How to avoid repeating "her" three times in one short sentence?

Habib’s talent reminds her family of her late grandmother on her father’s side.

It seems like I shouldn't remove any yet it doesn't look good this way.


If the OP must say that Habid's late grandmother is on her father's side they could shorten the sentence to

Habid's family said/say her talent reminded/reminds them of her father's late mother


May I say I approve of your ... instinct? - to look for ways of reducing duplicated words too close together. That is one of the subtle ways careful writers can enhance their readers' enjoyment. Seeking ways of expressing exactly the same meaning in fewer words is another. Variety in sentence lengths too. These all help to keep readers interested, or at least awake. There is no reason formal writing cannot employ a bit of literary style and flair.

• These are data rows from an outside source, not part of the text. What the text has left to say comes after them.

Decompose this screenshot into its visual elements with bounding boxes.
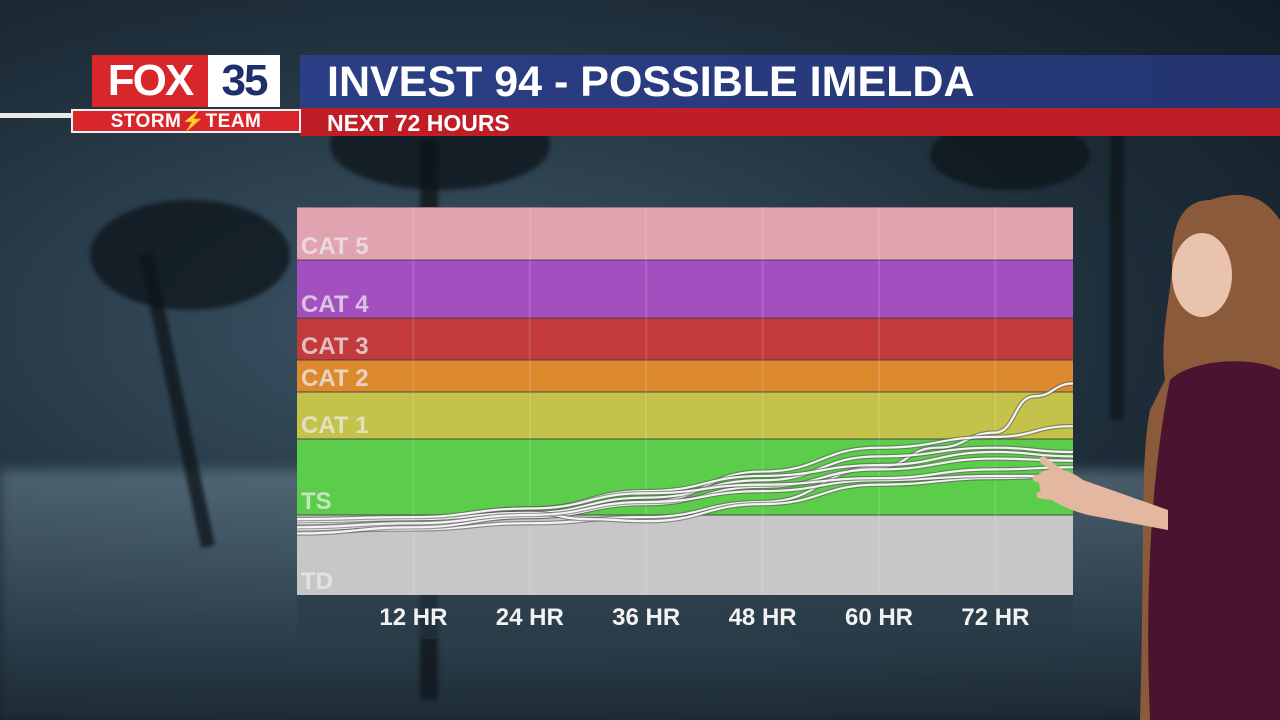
band-cat-5: [297, 207, 1073, 260]
band-label-cat-1: CAT 1: [301, 412, 369, 439]
model-track-8: [297, 466, 1073, 521]
subtitle-bar: [300, 108, 1280, 136]
meteorologist: [1140, 194, 1280, 720]
x-tick-label: 24 HR: [496, 604, 564, 631]
x-tick-label: 60 HR: [845, 604, 913, 631]
logo-channel-number: 35: [208, 55, 280, 107]
presenter-hand: [1032, 456, 1168, 530]
page-title: INVEST 94 - POSSIBLE IMELDA: [327, 58, 975, 106]
storm-team-badge: STORM⚡TEAM: [71, 109, 301, 133]
band-cat-2: [297, 360, 1073, 392]
band-cat-4: [297, 260, 1073, 318]
band-cat-1: [297, 392, 1073, 439]
header-rule: [0, 113, 72, 118]
band-cat-3: [297, 318, 1073, 360]
band-label-cat-5: CAT 5: [301, 233, 369, 260]
band-label-cat-4: CAT 4: [301, 291, 369, 318]
band-label-cat-3: CAT 3: [301, 333, 369, 360]
x-tick-label: 72 HR: [961, 604, 1029, 631]
band-label-td: TD: [301, 568, 333, 595]
model-track-7: [297, 474, 1073, 529]
title-bar: [300, 55, 1280, 108]
x-tick-label: 36 HR: [612, 604, 680, 631]
x-tick-label: 12 HR: [379, 604, 447, 631]
page-subtitle: NEXT 72 HOURS: [327, 110, 510, 136]
model-track-6: [297, 474, 1073, 523]
palm-trunk: [1110, 120, 1124, 420]
model-track-1: [297, 382, 1073, 533]
intensity-chart: TD TS CAT 1 CAT 2 CAT 3 CAT 4 CAT 5 12 HR 24 HR 3…: [297, 207, 1073, 639]
palm-fronds: [90, 200, 290, 310]
x-axis-strip: [297, 595, 1073, 639]
x-tick-label: 48 HR: [729, 604, 797, 631]
intensity-chart-svg: TD TS CAT 1 CAT 2 CAT 3 CAT 4 CAT 5 12 HR 24 HR 3…: [297, 207, 1073, 639]
band-label-cat-2: CAT 2: [301, 365, 369, 392]
fox35-logo: FOX 35: [92, 55, 280, 107]
band-label-ts: TS: [301, 488, 332, 515]
logo-fox-text: FOX: [92, 55, 208, 107]
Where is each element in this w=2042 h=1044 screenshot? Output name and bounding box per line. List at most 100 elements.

I find reducing duplications of pronouns and articles to be least important. They serve essential grammatical functions and duplications must often just be accepted. I would not sacrifice a natural way of expressing an idea just to reduce duplicates of those parts of speech. I consider eliminating duplicated prepositions more important and the other parts of speech very important.

Regarding your sentence, it sounds to me like the natural way to express that idea. The duplicated uses of 'her' do not sound jarring.

The thing I'd consider is a comma before "on her father's side." That sort of removes one of them from the main body of the sentence, it becomes a parenthetic aside, just an extra bit of detail someone adds as an afterthought.